Se saíssemos
numa rua ou numa avenida qualquer movimentada de um grande centro urbano, como
a que existe em várias partes na cidade de São Paulo e perguntássemos para as
pessoas o que elas desejariam para 20 de novembro de 2020, com certeza, a
maioria não iria associar à data a comemoração do Dia da Consciência Negra.

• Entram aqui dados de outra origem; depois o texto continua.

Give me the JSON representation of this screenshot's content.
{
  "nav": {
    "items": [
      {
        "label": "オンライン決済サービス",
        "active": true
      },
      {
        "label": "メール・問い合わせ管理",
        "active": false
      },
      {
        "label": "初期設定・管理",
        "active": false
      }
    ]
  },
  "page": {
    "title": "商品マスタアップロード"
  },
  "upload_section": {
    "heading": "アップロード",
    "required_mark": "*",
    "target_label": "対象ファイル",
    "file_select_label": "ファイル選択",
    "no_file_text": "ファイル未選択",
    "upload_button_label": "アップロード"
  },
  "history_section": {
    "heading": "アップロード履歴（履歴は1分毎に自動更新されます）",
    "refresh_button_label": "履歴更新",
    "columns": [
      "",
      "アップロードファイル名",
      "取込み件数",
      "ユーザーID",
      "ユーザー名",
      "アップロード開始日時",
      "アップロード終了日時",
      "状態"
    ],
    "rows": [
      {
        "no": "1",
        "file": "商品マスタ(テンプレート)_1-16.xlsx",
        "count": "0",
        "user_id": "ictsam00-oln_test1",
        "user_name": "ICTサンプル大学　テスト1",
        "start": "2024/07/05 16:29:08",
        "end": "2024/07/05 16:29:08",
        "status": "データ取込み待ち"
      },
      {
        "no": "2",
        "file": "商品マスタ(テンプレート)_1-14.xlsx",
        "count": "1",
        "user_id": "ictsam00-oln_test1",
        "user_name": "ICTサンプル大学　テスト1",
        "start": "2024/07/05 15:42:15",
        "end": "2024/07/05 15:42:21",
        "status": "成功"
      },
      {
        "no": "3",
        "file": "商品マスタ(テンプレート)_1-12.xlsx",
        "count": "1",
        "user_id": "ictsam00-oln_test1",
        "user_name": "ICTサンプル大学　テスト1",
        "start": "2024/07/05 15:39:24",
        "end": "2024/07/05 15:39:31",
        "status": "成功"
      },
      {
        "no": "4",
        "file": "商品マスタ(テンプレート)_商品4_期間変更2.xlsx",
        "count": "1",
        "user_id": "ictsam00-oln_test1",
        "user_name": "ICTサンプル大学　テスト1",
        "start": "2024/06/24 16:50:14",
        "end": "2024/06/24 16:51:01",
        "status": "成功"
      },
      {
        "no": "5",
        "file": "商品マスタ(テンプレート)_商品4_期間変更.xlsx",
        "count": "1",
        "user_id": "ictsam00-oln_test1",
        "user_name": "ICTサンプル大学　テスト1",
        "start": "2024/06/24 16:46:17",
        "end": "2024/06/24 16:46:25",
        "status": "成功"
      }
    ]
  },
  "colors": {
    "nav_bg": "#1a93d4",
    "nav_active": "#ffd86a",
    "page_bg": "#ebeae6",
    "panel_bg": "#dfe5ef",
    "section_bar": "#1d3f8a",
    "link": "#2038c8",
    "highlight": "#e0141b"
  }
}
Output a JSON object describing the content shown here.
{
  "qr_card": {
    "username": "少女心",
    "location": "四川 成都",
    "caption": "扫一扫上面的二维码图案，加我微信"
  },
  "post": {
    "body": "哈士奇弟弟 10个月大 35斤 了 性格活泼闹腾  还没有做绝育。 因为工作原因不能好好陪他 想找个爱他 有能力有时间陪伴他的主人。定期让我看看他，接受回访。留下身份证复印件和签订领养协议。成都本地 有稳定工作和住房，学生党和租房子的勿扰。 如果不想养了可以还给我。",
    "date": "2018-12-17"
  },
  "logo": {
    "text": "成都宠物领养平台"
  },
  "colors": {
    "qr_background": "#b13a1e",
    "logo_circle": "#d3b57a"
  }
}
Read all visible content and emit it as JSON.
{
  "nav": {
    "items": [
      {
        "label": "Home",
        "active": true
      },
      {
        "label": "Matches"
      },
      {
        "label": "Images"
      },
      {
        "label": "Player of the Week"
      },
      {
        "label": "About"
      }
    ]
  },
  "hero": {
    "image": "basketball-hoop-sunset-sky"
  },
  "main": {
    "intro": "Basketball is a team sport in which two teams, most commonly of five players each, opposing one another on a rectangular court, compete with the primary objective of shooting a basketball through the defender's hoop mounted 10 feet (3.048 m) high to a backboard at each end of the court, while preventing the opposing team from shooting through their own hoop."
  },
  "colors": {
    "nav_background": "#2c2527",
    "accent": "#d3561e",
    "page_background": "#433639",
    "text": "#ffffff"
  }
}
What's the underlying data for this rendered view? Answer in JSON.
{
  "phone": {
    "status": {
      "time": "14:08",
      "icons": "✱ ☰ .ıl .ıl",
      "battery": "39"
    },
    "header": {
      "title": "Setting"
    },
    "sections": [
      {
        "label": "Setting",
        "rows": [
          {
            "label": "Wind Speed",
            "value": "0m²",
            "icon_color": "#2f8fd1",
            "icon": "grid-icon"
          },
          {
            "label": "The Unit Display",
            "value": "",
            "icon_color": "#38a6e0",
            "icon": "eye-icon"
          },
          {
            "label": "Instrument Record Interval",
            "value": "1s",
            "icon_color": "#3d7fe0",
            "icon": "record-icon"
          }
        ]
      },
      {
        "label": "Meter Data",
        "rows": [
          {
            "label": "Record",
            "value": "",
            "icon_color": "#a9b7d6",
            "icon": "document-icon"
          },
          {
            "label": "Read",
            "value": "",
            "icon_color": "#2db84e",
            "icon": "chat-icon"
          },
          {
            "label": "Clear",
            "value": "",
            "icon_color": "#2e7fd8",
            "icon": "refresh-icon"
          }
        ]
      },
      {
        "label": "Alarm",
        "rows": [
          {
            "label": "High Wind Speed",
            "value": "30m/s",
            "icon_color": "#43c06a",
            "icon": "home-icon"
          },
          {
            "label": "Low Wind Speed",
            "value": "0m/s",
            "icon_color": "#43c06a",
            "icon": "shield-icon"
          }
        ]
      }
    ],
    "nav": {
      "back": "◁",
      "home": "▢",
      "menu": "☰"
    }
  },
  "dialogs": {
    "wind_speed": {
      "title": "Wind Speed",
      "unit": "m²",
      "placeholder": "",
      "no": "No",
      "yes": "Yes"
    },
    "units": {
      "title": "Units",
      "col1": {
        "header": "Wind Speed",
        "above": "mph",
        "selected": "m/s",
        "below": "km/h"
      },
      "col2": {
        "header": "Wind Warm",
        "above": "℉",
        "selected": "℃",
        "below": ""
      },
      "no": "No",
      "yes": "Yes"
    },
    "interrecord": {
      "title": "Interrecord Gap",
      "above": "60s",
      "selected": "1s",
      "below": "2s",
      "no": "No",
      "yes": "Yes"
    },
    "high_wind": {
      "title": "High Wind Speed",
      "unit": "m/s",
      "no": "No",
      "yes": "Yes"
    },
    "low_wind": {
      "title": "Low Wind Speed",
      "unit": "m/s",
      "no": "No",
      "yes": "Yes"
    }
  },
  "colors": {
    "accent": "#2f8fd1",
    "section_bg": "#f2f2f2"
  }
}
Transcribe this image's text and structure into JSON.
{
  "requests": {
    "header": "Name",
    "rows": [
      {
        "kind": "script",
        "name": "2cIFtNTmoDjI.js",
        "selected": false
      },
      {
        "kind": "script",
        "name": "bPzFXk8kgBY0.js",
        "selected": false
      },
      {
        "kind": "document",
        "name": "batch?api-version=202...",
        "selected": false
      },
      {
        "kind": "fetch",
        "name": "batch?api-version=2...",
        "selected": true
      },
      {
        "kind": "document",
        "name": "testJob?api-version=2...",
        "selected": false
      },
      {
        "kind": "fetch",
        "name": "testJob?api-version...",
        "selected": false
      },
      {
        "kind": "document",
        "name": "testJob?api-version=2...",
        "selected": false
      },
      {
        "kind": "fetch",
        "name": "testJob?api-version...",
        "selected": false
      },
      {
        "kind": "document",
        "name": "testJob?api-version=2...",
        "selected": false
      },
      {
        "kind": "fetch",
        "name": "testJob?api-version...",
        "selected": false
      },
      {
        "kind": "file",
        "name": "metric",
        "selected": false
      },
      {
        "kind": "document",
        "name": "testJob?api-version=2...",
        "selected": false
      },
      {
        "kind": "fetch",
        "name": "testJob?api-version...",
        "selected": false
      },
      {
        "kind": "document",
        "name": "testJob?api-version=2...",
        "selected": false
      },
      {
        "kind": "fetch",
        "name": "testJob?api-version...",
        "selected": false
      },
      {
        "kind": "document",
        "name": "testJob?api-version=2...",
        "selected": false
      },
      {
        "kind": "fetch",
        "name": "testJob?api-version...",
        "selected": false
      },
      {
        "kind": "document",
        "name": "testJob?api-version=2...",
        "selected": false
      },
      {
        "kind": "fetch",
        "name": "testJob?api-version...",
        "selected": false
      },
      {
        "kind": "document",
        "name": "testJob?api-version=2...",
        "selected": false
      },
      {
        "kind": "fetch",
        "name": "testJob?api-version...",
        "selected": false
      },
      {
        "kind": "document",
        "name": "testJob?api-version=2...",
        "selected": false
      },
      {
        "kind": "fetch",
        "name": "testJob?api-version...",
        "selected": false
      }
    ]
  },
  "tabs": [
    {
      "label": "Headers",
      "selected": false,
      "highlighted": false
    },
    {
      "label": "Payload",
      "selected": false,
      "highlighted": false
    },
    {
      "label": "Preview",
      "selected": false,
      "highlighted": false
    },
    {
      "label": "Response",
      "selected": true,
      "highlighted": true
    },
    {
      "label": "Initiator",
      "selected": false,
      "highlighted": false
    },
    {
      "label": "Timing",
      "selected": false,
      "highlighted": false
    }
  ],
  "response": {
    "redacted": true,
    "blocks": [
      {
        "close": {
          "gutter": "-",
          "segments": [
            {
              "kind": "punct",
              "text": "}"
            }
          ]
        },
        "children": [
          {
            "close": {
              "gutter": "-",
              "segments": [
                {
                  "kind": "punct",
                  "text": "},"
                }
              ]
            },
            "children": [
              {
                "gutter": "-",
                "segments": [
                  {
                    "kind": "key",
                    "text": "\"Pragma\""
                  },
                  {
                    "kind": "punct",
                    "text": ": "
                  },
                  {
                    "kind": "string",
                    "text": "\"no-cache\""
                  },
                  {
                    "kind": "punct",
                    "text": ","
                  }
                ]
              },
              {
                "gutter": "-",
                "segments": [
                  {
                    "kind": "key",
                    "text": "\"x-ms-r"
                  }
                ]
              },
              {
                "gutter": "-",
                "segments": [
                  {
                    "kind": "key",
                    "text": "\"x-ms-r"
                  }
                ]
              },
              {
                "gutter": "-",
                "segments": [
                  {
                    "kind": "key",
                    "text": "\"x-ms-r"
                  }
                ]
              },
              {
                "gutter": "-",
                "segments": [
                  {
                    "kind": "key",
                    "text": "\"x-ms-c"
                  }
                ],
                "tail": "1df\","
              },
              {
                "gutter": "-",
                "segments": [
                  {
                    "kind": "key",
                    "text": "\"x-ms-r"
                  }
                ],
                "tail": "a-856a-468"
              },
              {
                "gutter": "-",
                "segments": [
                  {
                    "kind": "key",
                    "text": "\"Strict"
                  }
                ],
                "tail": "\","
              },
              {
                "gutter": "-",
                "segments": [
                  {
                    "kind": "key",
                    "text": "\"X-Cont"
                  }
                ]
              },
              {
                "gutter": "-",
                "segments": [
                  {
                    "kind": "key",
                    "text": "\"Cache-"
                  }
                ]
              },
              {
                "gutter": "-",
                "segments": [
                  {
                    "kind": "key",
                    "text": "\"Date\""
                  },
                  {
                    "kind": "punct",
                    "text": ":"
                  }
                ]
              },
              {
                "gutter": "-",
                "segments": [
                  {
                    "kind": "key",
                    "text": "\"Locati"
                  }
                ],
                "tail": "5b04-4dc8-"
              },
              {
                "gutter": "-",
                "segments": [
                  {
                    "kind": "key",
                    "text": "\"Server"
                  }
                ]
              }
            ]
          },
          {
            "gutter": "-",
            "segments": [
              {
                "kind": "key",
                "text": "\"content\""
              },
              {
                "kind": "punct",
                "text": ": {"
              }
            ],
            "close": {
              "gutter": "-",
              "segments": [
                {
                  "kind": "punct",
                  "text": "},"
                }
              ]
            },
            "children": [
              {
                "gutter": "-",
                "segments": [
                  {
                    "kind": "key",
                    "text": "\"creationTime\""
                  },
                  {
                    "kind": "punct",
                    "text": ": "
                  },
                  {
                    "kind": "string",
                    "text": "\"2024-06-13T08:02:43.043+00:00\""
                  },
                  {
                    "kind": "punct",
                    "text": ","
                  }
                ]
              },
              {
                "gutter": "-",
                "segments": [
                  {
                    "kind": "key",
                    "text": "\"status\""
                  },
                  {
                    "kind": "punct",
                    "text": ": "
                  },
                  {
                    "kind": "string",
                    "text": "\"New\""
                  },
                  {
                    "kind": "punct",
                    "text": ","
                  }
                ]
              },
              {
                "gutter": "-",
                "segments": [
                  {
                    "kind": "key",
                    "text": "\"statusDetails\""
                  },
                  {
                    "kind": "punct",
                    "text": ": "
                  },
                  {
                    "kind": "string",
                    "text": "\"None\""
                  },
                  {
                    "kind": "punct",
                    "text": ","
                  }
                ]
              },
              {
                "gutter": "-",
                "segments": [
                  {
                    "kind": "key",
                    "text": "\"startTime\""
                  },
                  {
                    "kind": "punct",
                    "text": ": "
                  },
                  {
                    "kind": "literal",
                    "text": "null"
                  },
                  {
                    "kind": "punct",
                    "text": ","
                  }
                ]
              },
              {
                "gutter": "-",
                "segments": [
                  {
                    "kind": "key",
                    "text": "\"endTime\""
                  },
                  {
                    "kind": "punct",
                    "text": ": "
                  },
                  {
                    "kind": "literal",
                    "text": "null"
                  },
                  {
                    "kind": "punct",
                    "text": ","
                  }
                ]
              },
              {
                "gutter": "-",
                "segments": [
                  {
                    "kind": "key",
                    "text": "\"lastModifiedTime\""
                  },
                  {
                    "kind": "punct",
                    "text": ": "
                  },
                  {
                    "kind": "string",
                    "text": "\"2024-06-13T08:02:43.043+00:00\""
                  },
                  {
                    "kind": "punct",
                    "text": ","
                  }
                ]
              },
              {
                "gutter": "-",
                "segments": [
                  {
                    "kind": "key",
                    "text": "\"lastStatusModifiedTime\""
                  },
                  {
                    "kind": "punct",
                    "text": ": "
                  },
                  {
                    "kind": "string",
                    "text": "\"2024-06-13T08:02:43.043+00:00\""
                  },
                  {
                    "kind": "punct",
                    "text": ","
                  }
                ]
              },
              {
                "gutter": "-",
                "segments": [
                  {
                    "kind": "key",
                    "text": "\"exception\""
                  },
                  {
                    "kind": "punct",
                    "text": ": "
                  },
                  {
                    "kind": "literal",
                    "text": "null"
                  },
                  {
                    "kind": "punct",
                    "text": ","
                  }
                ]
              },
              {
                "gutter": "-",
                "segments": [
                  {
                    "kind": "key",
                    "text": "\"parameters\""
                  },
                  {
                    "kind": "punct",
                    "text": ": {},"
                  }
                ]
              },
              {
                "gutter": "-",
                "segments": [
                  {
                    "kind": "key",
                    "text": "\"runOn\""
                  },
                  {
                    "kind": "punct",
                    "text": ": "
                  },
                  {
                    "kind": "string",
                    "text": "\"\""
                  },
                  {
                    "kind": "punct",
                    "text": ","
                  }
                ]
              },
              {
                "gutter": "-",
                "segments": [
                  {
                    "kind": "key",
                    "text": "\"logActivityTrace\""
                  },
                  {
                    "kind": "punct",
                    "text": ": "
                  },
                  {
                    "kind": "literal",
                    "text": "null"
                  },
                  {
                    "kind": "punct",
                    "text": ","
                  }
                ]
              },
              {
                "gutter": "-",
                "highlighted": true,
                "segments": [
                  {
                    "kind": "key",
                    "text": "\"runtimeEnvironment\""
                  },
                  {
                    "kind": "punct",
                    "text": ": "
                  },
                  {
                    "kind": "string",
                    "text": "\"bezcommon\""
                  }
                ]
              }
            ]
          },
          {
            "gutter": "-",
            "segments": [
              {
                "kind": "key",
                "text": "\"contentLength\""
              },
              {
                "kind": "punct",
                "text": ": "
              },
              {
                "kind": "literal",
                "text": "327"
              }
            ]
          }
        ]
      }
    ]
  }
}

Talvez desejassem ter mais dinheiro, obter uma promoção no trabalho, conquistar
o amor não correspondido. Outras mais atentas com os acontecimentos no Brasil
perceberiam a data e diriam que aproveitariam o dia de feriado para descansar,
relaxar. Por sua vez, outras iriam expor o seu desejo que em 2020 o feriado não
fosse mais facultativo, ou seja, tornasse nacional com a adesão, portanto, dos
5.564 municípios brasileiros. Infelizmente, acredito que ninguém teria a
consciência de avaliar corretamente a data e desejar, além dos seus anseios
individuais, algo coletivo, para o bem comum, como uma sociedade mais justa em
oportunidades econômicas, de educação, saúde, saneamento básico, cultura entre
outros, para todas as etnias que formam o Brasil, principalmente a negra, cujo
país tem uma dívida histórica por ter submetido os negros a uma vergonhosa
escravidão que durou penosos 388 anos (abril de 1500 até maio de 1888).
Apesar do fim
oficial da escravidão, ainda em pleno século XXI, acompanhamos pela imprensa e
pelos dados fornecidos pelos órgãos oficiais do governo como o IBGE (Instituto
Brasileiro de Geografia e Estatística), que ela ainda existe. Muito menos
perceptível que outrora, escamoteada pelo falso discurso e ideia de que a
miscigenação brasileira é um sucesso, sendo até referência para o mundo,
acredito que os negros ainda não estão plenamente libertos. Há outra
escravidão em curso. É a escravidão da falta de oportunidades para os negros, alijados
de acessarem o que é de direito de todos os brasileiros, apesar de vivermos num
Estado livre e democrático.
A passagem da
condição de escravos para libertos, em maio de 1888, não melhorou o quadro
socioeconômico em que viviam os negros no Brasil. Mais de 100 anos após a
libertação, os negros são o grupo socioeconômico mais pobre do país. Os dados
demonstram que a situação de renda, educação, saúde e desemprego da população
negra no Brasil é aviltante e revela os preconceitos e a marginalização aos
quais ela está submetida, apesar de haver movimentos negros bastante atuantes,
que lutam pelo fim dessa situação.
A instituição
do Dia da Consciência Negra, criado por lei em janeiro de 2003, mas já adotado
pelo movimento negro desde a década de 1970, deveria ser um dia em que todos os
brasileiros não só descansassem os seus corpos e mentes da rotina diária, mas
sim, um dia de conscientização e reflexão sobre a igualdade racial no Brasil,
um país ainda manchado por diferenças e discriminações raciais.
Enquanto
anualmente o dia 20 de novembro passar por nossas vidas de forma
insignificante, sem merecer uma reflexão e dessa reflexão gerar uma ação para
mudar o status quo do negro no
Brasil, teremos que conviver, ainda, tristemente com manchetes estampadas nos
jornais que denunciam a violência e a falta de oportunidades e perspectivas que
o negro sofre no país.
O crescimento
econômico brasileiro, que o coloca como a sétima maior economia do mundo, não
tem se traduzido em melhorias na educação básica, imprescindível para que o
país obtenha no futuro uma geração que tenha as suas mentes descolonizadas do
preconceito e da intolerância racial e passem, a enxergar, o valor que a
miscigenação tem para toda a sociedade brasileira. O crescimento do país, não
somente na área econômica, depende dos esforços, da relação e da união entre
negros, mestiços e brancos.
Espero que em
20 de novembro de 2020, nós já possamos ter encontrado o ponto de união entre a
mestiçagem e a negritude para a formação de uma força capaz de mudar a história
do negro no Brasil. Que a partir dessa data, essa força, imbuída pela força de
Zumbi, que lutou até a morte pela cultura e pela liberdade do povo negro,
possa, brevemente, conseguir dar de vez a genuína liberdade para o povo negro.